I’m not counting heads here, to equalize the number of victims — in important ways, that doesn’t matter. What matters is the emotional weight of the atrocity on a given population. Sure, life rolls on and we forget the dismal news of the past (we must forget to some degree). But is it too soon for Ebrington, with the Saville Inquiry just released? Or is this precisely the right time to “remake” the landscape into one that promotes peace?
One of the first things done to remake Ebrington was knock down the building where Bloody Sunday was planned. The argument was that the building itself, unlike the star fort walls or the once luxurious officers’ mess, had no architectural value and was in the way of the plans. At the same time, that building had huge meaning for the Catholic population.

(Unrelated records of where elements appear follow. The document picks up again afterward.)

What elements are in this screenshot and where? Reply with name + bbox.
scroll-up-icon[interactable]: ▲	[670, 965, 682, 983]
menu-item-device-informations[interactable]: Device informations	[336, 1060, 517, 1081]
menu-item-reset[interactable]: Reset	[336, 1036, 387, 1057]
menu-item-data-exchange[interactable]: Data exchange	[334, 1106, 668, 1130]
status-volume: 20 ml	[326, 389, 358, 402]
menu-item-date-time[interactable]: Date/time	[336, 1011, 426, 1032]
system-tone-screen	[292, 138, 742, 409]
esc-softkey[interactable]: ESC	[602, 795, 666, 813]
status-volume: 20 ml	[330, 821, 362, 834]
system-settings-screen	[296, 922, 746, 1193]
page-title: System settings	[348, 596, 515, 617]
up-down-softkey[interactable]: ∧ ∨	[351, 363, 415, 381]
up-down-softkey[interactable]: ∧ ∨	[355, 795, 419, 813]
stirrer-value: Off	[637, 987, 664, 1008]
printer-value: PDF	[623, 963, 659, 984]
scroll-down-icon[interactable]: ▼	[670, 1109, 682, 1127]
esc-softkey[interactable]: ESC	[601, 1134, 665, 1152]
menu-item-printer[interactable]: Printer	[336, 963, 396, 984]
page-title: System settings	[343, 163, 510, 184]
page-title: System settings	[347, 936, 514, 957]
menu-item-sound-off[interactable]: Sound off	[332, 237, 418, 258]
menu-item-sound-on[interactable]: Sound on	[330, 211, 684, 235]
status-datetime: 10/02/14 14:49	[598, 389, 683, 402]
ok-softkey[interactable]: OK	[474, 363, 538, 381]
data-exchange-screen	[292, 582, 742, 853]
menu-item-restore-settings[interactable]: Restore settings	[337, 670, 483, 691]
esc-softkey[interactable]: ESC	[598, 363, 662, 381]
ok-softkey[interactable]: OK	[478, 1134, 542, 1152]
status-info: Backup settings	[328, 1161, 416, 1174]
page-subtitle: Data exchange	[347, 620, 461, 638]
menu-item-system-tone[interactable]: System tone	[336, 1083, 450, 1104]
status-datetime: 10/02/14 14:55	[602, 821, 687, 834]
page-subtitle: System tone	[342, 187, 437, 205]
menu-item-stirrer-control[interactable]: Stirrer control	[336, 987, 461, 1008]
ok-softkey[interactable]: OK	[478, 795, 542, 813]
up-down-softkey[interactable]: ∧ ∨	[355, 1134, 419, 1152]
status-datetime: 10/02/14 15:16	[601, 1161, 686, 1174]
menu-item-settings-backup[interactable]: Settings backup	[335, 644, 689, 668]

Do you have to erase history in order to make peace? Or is there a way to acknowledge even the atrocities of the past as a part of peace?

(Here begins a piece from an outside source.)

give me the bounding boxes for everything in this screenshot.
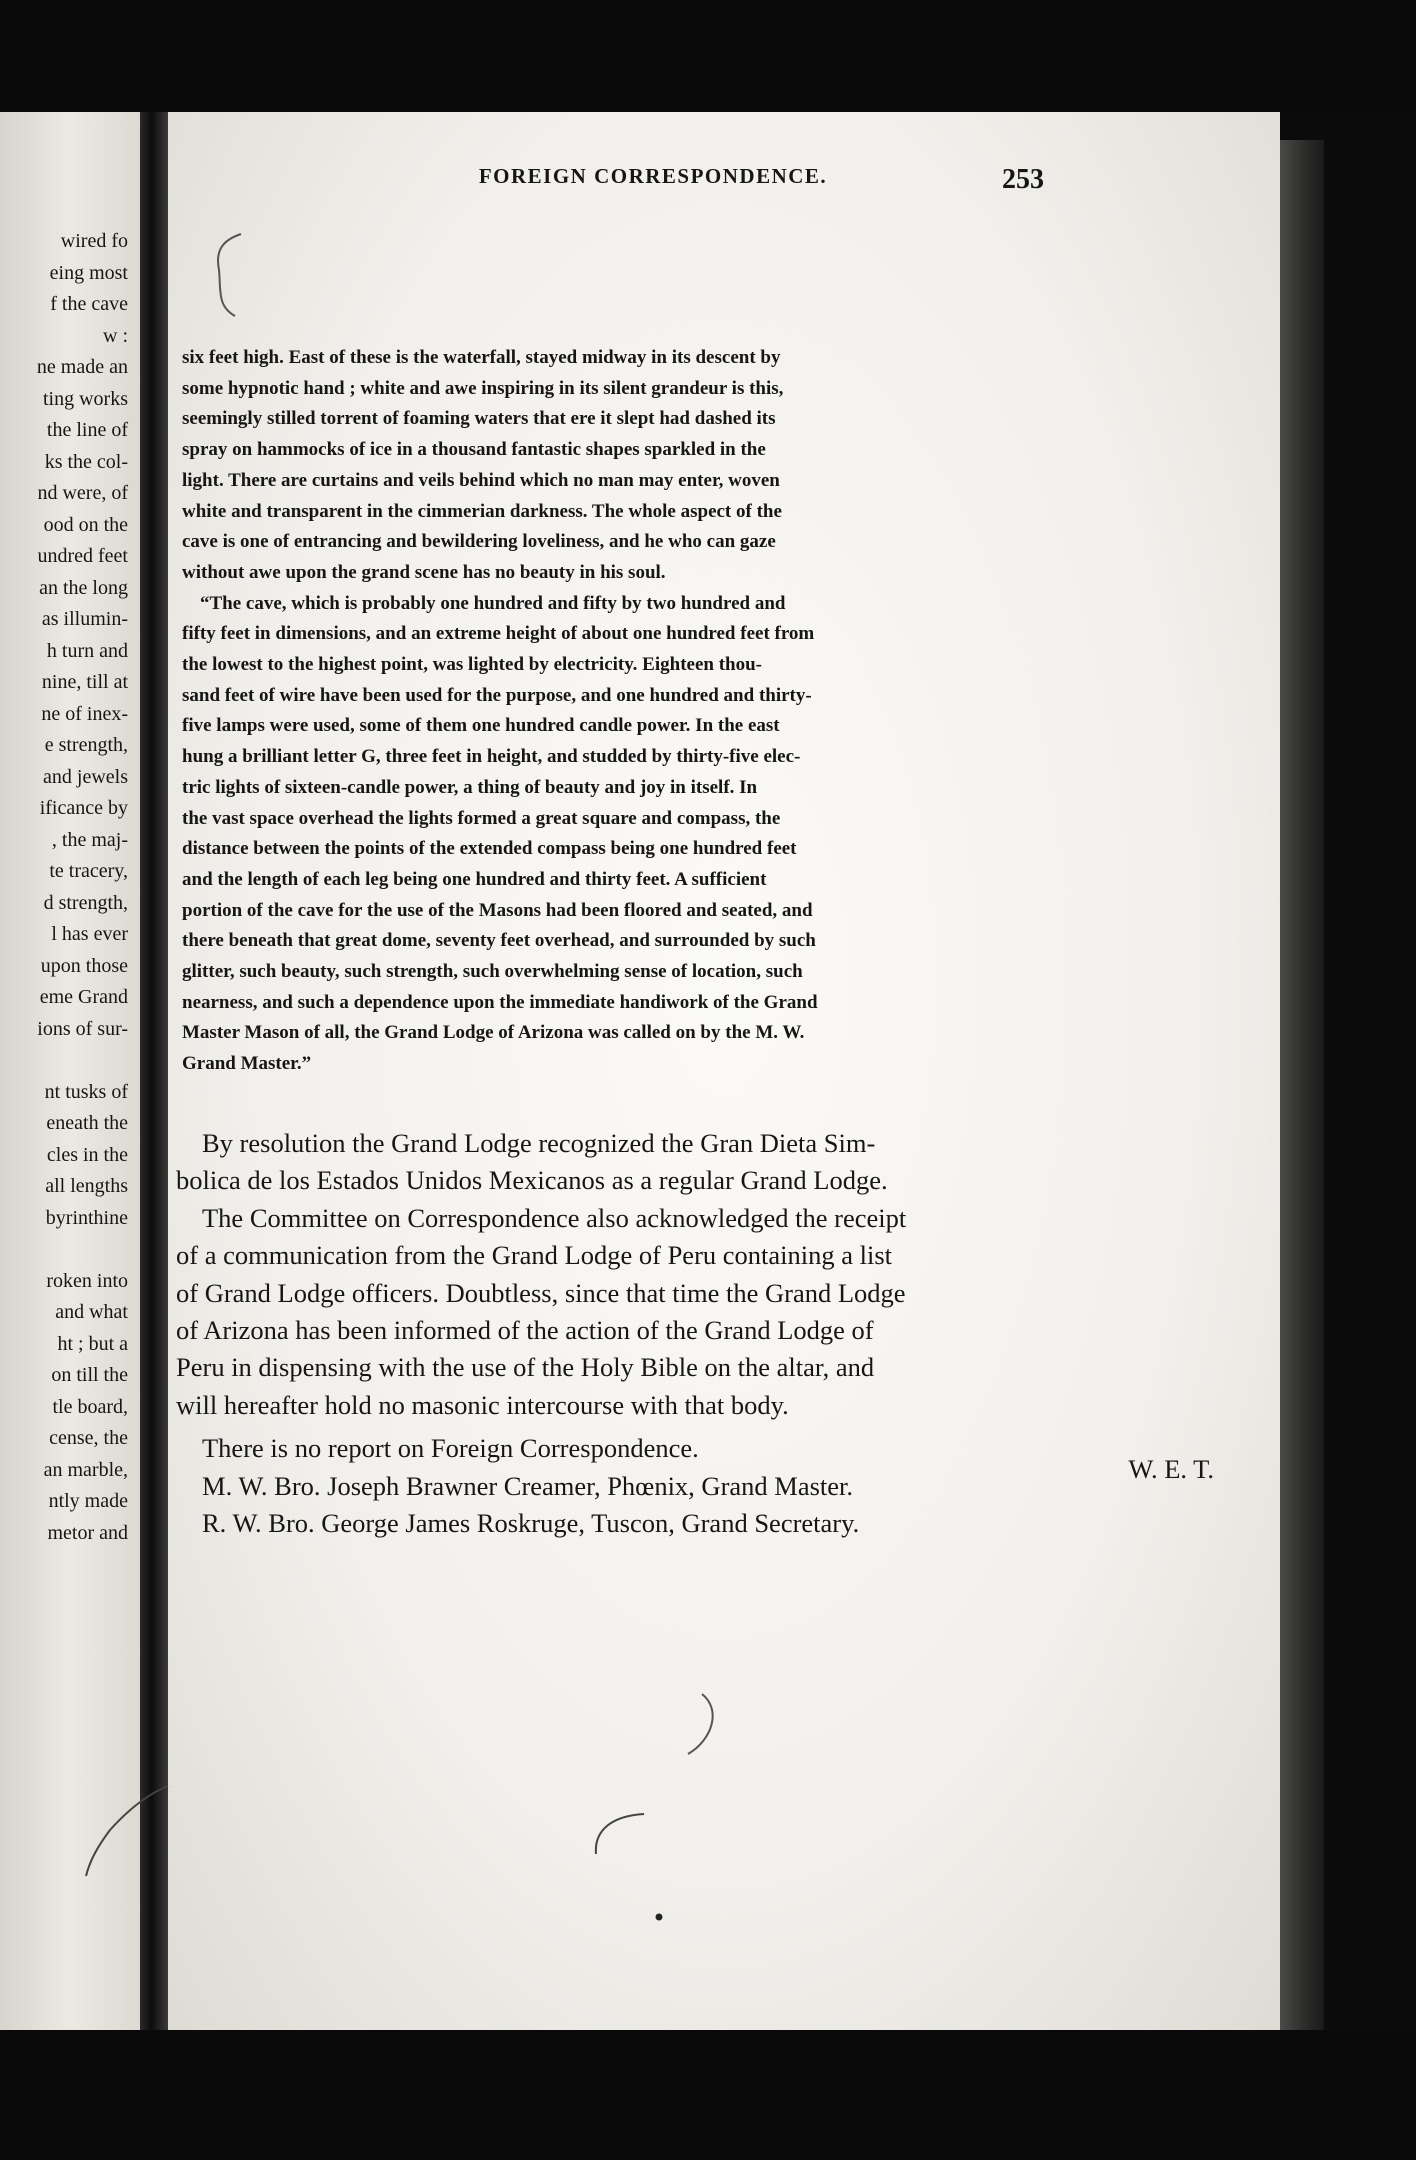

I can see why ILEX, apart from any architectural argument, would want to get rid of the building. Sites have power, even when they were somewhat marginal to the actual atrocity. The real “site” of Bloody Sunday is and will always be the Bogside. At the same time, physically erasing the building sends precisely the wrong message, that by eliminating a site you are somehow trying to glide over its continuing importance. Other “sites of conscience” efforts have taken the opposite strategy. In Cincinnati’s excellent National Underground Railroad Freedom Center, they included as the first exhibit an actual slave jail, conplete with the place where the shackles were driven into rough wood timbers. It’s a powerful, haunting space even within this beautiful new museum. And I don’t think it causes only anger (though it certainly does provoke that); it is anger along with understanding and a sense that the whole history, even the bad parts, is getting the recognition and respect it merits.